From 1956 — Huff’s rookie year — through 1963, the Giants played in the NFL Championship Game six times in eight years, winning the title in ’56. The fact they never added a bookend title didn’t bother their legion of fiercely loyal fans, whose devotion to the team was non-negotiable and unconditional. And Huff was among the most revered.

In 1959 Huff was featured on the cover of Time magazine under the headline “A Man’s Game.” A year later, he was the subject of a CBS documentary titled “The Violent World of Sam Huff,” and his legend, legacy and reputation were cast in iron for the ages.

“Sam was one of the greatest Giants of all time,” Giants co-owner John Mara said in a statement. “He was the heart and soul of our defense in his era.”

Giants linebacker Sam Huff tackles Packers running back Jim Taylor during a 1962 game.
Giants linebacker Sam Huff tackles Packers running back Jim Taylor during a 1962 game.
AP

After Sherman took over for Jim Lee Howell, he led the Giants to the title game in 1961, ’62 and ’63, losing all three times — twice to the Packers and once to the Bears. Huff was actually spared the Giants’ bottoming-out that followed — the team went 2-10-2 in 1964, the first of 17 straight seasons out of the playoffs — when he was traded to Washington after the 1963 season. But Huff was devastated leaving the team and the city, and never forgave Sherman for what he believed was his prime role in exiling him to Washington.
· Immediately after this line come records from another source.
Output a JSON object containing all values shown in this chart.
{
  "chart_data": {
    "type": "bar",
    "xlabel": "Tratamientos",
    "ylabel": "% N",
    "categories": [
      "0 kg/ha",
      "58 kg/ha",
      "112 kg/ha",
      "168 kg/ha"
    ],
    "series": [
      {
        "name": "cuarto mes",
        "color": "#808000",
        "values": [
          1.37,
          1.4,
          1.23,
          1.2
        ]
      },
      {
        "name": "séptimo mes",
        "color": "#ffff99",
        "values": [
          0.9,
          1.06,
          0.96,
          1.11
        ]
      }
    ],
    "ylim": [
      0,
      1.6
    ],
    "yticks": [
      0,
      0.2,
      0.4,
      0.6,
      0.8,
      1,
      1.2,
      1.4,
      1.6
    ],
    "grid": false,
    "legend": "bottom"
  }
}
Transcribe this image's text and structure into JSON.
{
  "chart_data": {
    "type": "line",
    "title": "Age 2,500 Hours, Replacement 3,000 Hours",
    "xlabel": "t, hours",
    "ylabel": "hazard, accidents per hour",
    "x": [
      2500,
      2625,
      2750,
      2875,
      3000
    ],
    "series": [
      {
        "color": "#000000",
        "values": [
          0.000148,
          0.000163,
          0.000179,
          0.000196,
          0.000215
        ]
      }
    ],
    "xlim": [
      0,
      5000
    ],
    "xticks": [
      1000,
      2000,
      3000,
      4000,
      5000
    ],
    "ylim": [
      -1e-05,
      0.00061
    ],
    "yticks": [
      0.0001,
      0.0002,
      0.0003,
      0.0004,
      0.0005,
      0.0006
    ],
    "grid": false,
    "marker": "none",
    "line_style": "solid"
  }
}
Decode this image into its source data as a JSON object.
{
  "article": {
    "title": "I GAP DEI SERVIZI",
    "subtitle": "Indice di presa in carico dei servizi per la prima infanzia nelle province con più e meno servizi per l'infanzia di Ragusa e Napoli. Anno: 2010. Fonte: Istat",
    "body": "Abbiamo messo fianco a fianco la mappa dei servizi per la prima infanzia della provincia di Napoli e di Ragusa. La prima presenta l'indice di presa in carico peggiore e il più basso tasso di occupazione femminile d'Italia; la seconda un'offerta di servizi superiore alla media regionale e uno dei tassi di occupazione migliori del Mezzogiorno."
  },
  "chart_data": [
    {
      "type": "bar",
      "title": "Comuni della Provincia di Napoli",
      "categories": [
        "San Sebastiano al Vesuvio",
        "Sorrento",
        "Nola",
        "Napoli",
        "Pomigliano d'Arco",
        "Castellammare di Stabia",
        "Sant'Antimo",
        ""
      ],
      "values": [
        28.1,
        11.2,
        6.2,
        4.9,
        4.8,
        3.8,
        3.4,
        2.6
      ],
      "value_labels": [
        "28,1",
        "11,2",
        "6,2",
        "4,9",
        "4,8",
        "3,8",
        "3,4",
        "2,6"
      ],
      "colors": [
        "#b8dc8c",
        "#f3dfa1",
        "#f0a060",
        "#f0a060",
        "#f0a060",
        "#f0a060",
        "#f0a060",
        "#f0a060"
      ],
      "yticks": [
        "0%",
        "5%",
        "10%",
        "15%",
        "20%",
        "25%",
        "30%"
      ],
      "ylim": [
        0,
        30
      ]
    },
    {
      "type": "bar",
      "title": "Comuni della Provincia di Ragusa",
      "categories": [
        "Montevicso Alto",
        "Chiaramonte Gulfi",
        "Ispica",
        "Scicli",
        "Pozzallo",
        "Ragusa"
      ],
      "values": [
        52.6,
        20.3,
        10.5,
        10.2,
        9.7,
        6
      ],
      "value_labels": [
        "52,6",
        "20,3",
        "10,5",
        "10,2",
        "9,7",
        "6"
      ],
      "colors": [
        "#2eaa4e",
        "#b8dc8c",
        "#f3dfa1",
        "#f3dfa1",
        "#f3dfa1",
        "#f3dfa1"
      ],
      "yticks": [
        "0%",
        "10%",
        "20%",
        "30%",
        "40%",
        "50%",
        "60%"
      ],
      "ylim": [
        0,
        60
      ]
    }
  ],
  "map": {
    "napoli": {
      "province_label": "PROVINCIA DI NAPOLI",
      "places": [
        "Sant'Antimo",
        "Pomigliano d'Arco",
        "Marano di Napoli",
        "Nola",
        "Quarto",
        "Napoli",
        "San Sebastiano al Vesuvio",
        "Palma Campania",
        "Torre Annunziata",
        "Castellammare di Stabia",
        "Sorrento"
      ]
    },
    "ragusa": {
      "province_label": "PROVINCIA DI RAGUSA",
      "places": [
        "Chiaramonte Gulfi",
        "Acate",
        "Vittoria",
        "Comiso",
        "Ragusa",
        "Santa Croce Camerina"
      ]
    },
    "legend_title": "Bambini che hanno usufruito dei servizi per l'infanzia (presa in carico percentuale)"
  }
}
In 1966, Huff exacted his revenge during a 72-41 Redskins win over the Giants at D.C. Stadium, either encouraging or overruling coach Otto Graham (depending on whose story you believe), calling out Charlie Gogolak to kick a field goal at the end of garbage time, which allowed Washington to hang 70 on his arch-enemy.

“That’s when [Giants-Washington] became a rivalry,” Huff told The Post’s Brian Costello in 2005, 39 years later, still unapologetic and still angry. “It was between me and Allie Sherman. I took an oath that I would never quit until I got him fired. That game was my anger coming out at the way the whole thing happened.”

That was just one reason why Giants fans loved him to the end: He was one of them, and remained one of them, even after broadcasting Washington games for nearly 40 years. He had to be dragged kicking, screaming, cursing and punching away from New York even as the Giants became an enormous tire fire in the late 1960s.

“I have a long memory,” said Huff, who was born in Edna Gas, W.Va., grew up in a coal-mine camp and played collegiately at West Virginia but found his star in New York — it was his eight years as a Giant that served as his primary résumé for his Hall of Fame induction in 1982.

He took his place with football immortals that day. But he’d already earned his spots among forever Giants long before.